7-Year-Old Handcuffed at School After Attacking Teacher

7-Year-Old Handcuffed at School After Attacking Teacher

Mercy Álvarezs heart broke as she watched her 7-year-old son removed from his school in handcuffs last week.

What is even more disturbing is the first-grader was detained under the Florida Mental Health Act (Baker Act) and then hospitalized without his parents' consent. This was the second time in recent months where the school has called the police over her son's behavior.

"He does not have a mental disorder", Alvarez said.

"I was in shock - shock", Fuentes told WSVN about his son's detainment.

School police say the incident started when the boy was taken out of the cafeteria at Miami's Coral Way K-8 Center Thursday morning for playing with his food. "A danger to society?'" he said.

Cellphone video taken by the boy's mother shows the handcuffed boy and the police officer walking through the school grounds at Coral Way Bilingual K-8 Center as he is led to a patrol vehicle. A danger to society?' his father, Rolando Fuentes, told Channel 7-WSVN.

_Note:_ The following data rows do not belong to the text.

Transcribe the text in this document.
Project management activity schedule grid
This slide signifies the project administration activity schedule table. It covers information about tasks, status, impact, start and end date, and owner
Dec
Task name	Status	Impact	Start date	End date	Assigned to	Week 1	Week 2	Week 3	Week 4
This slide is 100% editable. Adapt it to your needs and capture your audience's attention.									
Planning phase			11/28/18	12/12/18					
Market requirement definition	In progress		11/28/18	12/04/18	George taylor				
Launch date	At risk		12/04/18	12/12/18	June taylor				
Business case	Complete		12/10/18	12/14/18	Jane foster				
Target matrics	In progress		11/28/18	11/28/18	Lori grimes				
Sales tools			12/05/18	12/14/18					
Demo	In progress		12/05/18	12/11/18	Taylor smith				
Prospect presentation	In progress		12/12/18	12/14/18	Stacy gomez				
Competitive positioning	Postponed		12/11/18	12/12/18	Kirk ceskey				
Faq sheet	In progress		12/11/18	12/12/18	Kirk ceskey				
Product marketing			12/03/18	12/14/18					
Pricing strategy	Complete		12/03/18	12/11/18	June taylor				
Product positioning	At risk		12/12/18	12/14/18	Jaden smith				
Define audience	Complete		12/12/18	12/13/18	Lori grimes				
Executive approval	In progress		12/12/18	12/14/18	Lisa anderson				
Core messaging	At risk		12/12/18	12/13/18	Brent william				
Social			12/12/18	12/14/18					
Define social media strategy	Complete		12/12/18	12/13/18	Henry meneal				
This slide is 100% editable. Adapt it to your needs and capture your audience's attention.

The video has gone viral on social media, with some questioning whether the officer went too far in handcuffing a young child, or whether she was incapable of handling a 7-year-old without the need for handcuffs. The two then fell on the ground and the student apparently kept wailing on the teacher, "grabbing her hair and pulling it towards him", according to police. But police said they had to arrest the child or take him for a psychiatric evaluation. Previously the boy was accused of kicking a different teacher previous year, but it was resolved within the school without the need to be taken away by the officers.

WPLG reported that the parents are considering filing a lawsuit against the school.

He was discharged hours later.

While the boy's parents wait to see what happens next, they have continued to demand answers, because they believe the handcuffs crossed the line.

"We believe this officer handled herself as a consummate and caring professional", Palacio said.

Ian Moffett, the chief of the Miami-Dade Schools Police Department, stood by the unit's decision to handcuff and arrest the child. "The manner in which he was transported to the receiving facility was done in accordance with standard operating procedures", read the statement in part.